Intractable and longstanding U.S. regulatory challenges in the areas of export controls, foreign military sales, and national disclosure policy, if left unaddressed, threaten to block the planned AUKUS security partnership between the United States, the United Kingdom, and Australia. The chronic inability to resolve these issues may very well doom the entire enterprise before it gets off the ground.
Notably, most of the proposed solutions for AUKUS now before the U.S. Congress have either been repeatedly tried and failed, or are too limited in nature to achieve the needed cooperation. And some prominent options on the table include “poison pill” provisions that will effectively kill the technology sharing needed for the deal to work. Other approaches could further accentuate inter-agency turf battles. In short, as Yogi Berra would say, it’s “déjà vu all over again.”

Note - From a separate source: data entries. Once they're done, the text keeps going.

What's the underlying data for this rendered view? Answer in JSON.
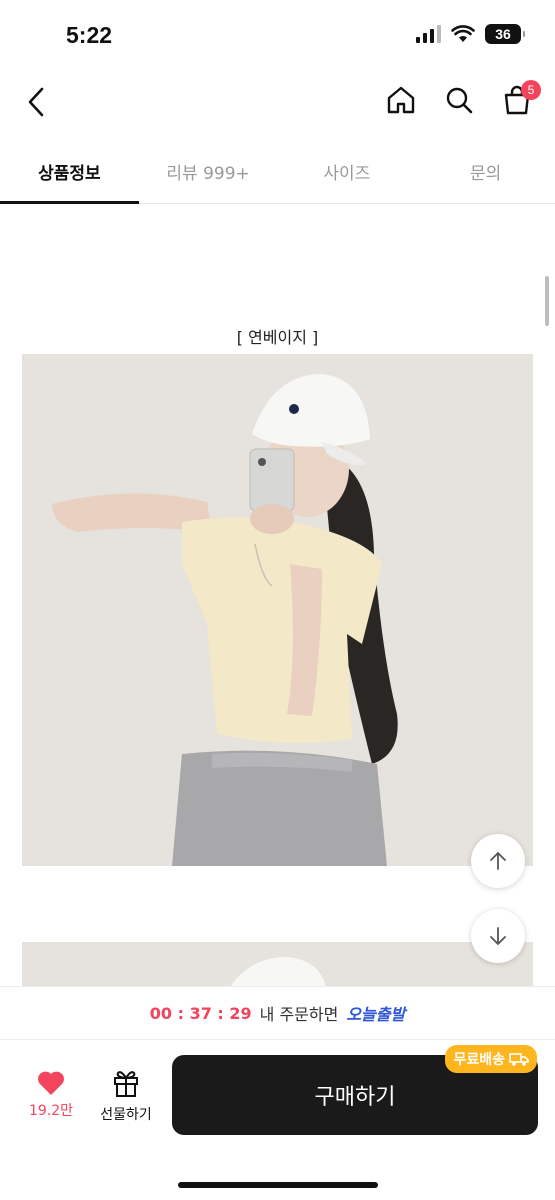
{
  "status_bar": {
    "time": "5:22",
    "battery": "36"
  },
  "nav": {
    "cart_count": "5"
  },
  "tabs": [
    {
      "label": "상품정보",
      "active": true
    },
    {
      "label": "리뷰 999+",
      "active": false
    },
    {
      "label": "사이즈",
      "active": false
    },
    {
      "label": "문의",
      "active": false
    }
  ],
  "content": {
    "image_caption": "[ 연베이지 ]"
  },
  "shipping": {
    "timer": "00 : 37 : 29",
    "order_text": "내 주문하면",
    "today_ship": "오늘출발"
  },
  "bottom": {
    "like_count": "19.2만",
    "gift_label": "선물하기",
    "buy_label": "구매하기",
    "free_shipping": "무료배송"
  },
  "colors": {
    "accent": "#f2445c",
    "ship_blue": "#2f57d8",
    "badge": "#ffb51e",
    "button": "#1a1a1a"
  }
}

All is not lost, however. With the National Defense Authorization Act (NDAA) now pending, Congress has a generational opportunity to “seize the day” and adopt a novel approach for AUKUS – something very different needed to break the unvirtuous cycle. This reform effort could even be a model for the broader U.S. regulatory reform that has eluded the United States for a generation. If successful, enhanced security cooperation with allies and improved coalition warfare would follow.

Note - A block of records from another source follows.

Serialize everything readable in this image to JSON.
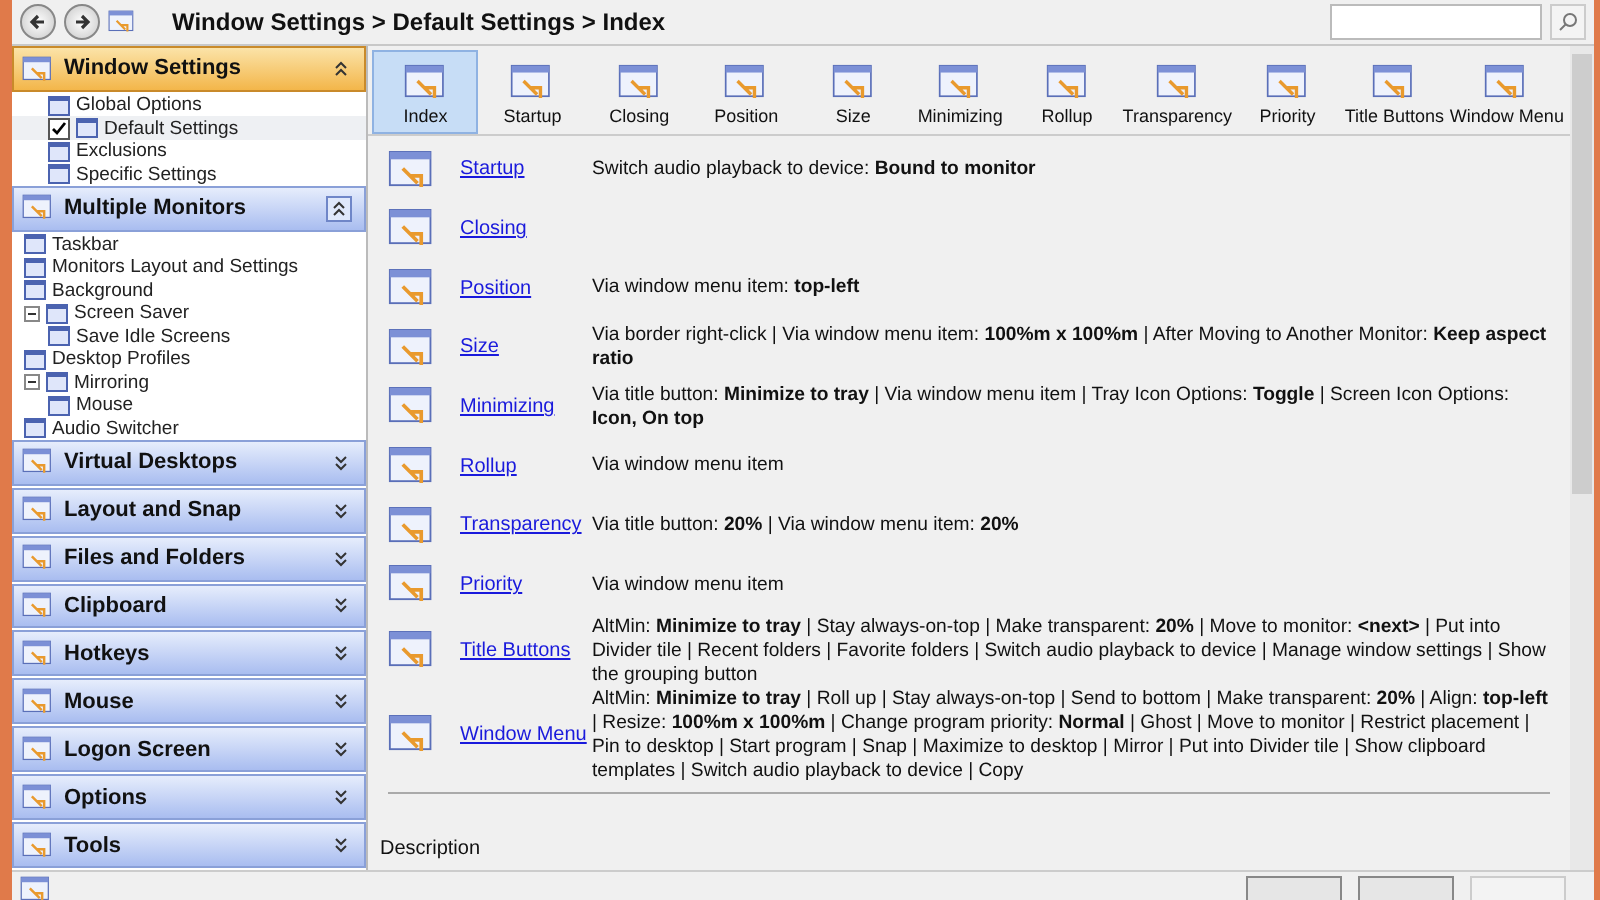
{
  "breadcrumb": "Window Settings > Default Settings > Index",
  "sidebar": {
    "groups": [
      {
        "title": "Window Settings",
        "expanded": true,
        "selected": true,
        "items": [
          {
            "label": "Global Options",
            "selected": false
          },
          {
            "label": "Default Settings",
            "selected": true
          },
          {
            "label": "Exclusions",
            "selected": false
          },
          {
            "label": "Specific Settings",
            "selected": false
          }
        ]
      },
      {
        "title": "Multiple Monitors",
        "expanded": true,
        "selected": false,
        "items": [
          {
            "label": "Taskbar",
            "selected": false
          },
          {
            "label": "Monitors Layout and Settings",
            "selected": false
          },
          {
            "label": "Background",
            "selected": false
          },
          {
            "label": "Screen Saver",
            "selected": false,
            "children": [
              {
                "label": "Save Idle Screens",
                "selected": false
              }
            ]
          },
          {
            "label": "Desktop Profiles",
            "selected": false
          },
          {
            "label": "Mirroring",
            "selected": false,
            "children": [
              {
                "label": "Mouse",
                "selected": false
              }
            ]
          },
          {
            "label": "Audio Switcher",
            "selected": false
          }
        ]
      },
      {
        "title": "Virtual Desktops",
        "expanded": false,
        "selected": false
      },
      {
        "title": "Layout and Snap",
        "expanded": false,
        "selected": false
      },
      {
        "title": "Files and Folders",
        "expanded": false,
        "selected": false
      },
      {
        "title": "Clipboard",
        "expanded": false,
        "selected": false
      },
      {
        "title": "Hotkeys",
        "expanded": false,
        "selected": false
      },
      {
        "title": "Mouse",
        "expanded": false,
        "selected": false
      },
      {
        "title": "Logon Screen",
        "expanded": false,
        "selected": false
      },
      {
        "title": "Options",
        "expanded": false,
        "selected": false
      },
      {
        "title": "Tools",
        "expanded": false,
        "selected": false
      }
    ]
  },
  "tabs": [
    {
      "label": "Index",
      "selected": true
    },
    {
      "label": "Startup",
      "selected": false
    },
    {
      "label": "Closing",
      "selected": false
    },
    {
      "label": "Position",
      "selected": false
    },
    {
      "label": "Size",
      "selected": false
    },
    {
      "label": "Minimizing",
      "selected": false
    },
    {
      "label": "Rollup",
      "selected": false
    },
    {
      "label": "Transparency",
      "selected": false
    },
    {
      "label": "Priority",
      "selected": false
    },
    {
      "label": "Title Buttons",
      "selected": false
    },
    {
      "label": "Window Menu",
      "selected": false
    }
  ],
  "rows": [
    {
      "link": "Startup",
      "text": "Switch audio playback to device: **Bound to monitor**"
    },
    {
      "link": "Closing"
    },
    {
      "link": "Position",
      "text": "Via window menu item: **top-left**"
    },
    {
      "link": "Size",
      "text": "Via border right-click | Via window menu item: **100%m x 100%m** | After Moving to Another Monitor: **Keep aspect ratio**"
    },
    {
      "link": "Minimizing",
      "text": "Via title button: **Minimize to tray** | Via window menu item | Tray Icon Options: **Toggle** | Screen Icon Options: **Icon, On top**"
    },
    {
      "link": "Rollup",
      "text": "Via window menu item"
    },
    {
      "link": "Transparency",
      "text": "Via title button: **20%** | Via window menu item: **20%**"
    },
    {
      "link": "Priority",
      "text": "Via window menu item"
    },
    {
      "link": "Title Buttons",
      "text": "AltMin: **Minimize to tray** | Stay always-on-top | Make transparent: **20%** | Move to monitor: **<next>** | Put into Divider tile | Recent folders | Favorite folders | Switch audio playback to device | Manage window settings | Show the grouping button"
    },
    {
      "link": "Window Menu",
      "text": "AltMin: **Minimize to tray** | Roll up | Stay always-on-top | Send to bottom | Make transparent: **20%** | Align: **top-left** | Resize: **100%m x 100%m** | Change program priority: **Normal** | Ghost | Move to monitor | Restrict placement | Pin to desktop | Start program | Snap | Maximize to desktop | Mirror | Put into Divider tile | Show clipboard templates | Switch audio playback to device | Copy"
    }
  ],
  "description": {
    "title": "Description"
  },
  "buttons": [
    {
      "disabled": false
    },
    {
      "disabled": false
    },
    {
      "disabled": true
    }
  ]
}
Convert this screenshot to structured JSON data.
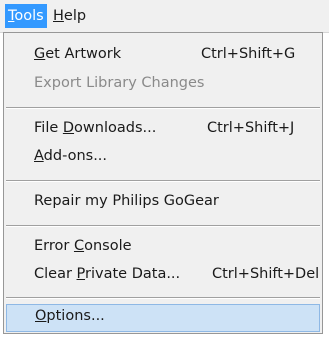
{
  "menubar": {
    "tools": {
      "prefix": "",
      "accel": "T",
      "rest": "ools"
    },
    "help": {
      "prefix": "",
      "accel": "H",
      "rest": "elp"
    }
  },
  "menu": {
    "get_artwork": {
      "prefix": "",
      "accel": "G",
      "rest": "et Artwork",
      "shortcut": "Ctrl+Shift+G"
    },
    "export_library": {
      "label": "Export Library Changes"
    },
    "file_downloads": {
      "prefix": "File ",
      "accel": "D",
      "rest": "ownloads...",
      "shortcut": "Ctrl+Shift+J"
    },
    "addons": {
      "prefix": "",
      "accel": "A",
      "rest": "dd-ons..."
    },
    "repair": {
      "label": "Repair my Philips GoGear"
    },
    "error_console": {
      "prefix": "Error ",
      "accel": "C",
      "rest": "onsole"
    },
    "clear_private": {
      "prefix": "Clear ",
      "accel": "P",
      "rest": "rivate Data...",
      "shortcut": "Ctrl+Shift+Del"
    },
    "options": {
      "prefix": "",
      "accel": "O",
      "rest": "ptions..."
    }
  }
}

First, What’s the Problem?
The national security logic of AUKUS is clear. The three-way partnership is designed to “promote a free and open Indo-Pacific that is secure and stable.” The challenge, however, is that the two core pillars of AUKUS – the provision of a fleet of nuclear-powered attack submarines to Australia (Pillar I) and the collaborative development of advanced defense capabilities across eight technological and functional areas (Pillar II) – both run right into the complexities, countervailing policies, and bureaucratic turf of the U.S. regulatory system.
Specifically, these pillars implicate three separate and distinct bureaucratic processes. The sale of highly sensitive U.S. equipment – nuclear submarines – must be done on a government-to-government basis under U.S. foreign military sale (FMS) rules; the transfer of cutting edge U.S. defense technology in Pillar II implicates the State Department’s transaction-specific export control system, namely, the International Traffic in Arms Regulations (ITAR); and the disclosure of sensitive operational information necessary for coalition operations requires advance approvals under U.S. national disclosure policy.
The challenge is that the existing ITAR, FMS, and national disclosure regimes have together created a longstanding morass of complexity and bureaucracy that result in well-known barriers to cooperation with the United States’ closest allies – barriers that Washington just cannot seem to overcome, despite a generation of efforts to do just that.
Why is this the case? Some of it is inherent in antiquated rules and policies of a different era. The prevailing “go it alone” view of national security – a legacy of the Cold War – prioritizes protection of U.S. technology over coalition war fighting and reflects a distrust of even close U.S. allies. In the view of some, the standards for cooperation with allies should be so high – requiring allies to adopt U.S. rules lock, stock, and barrel – as to render collaboration virtually impossible.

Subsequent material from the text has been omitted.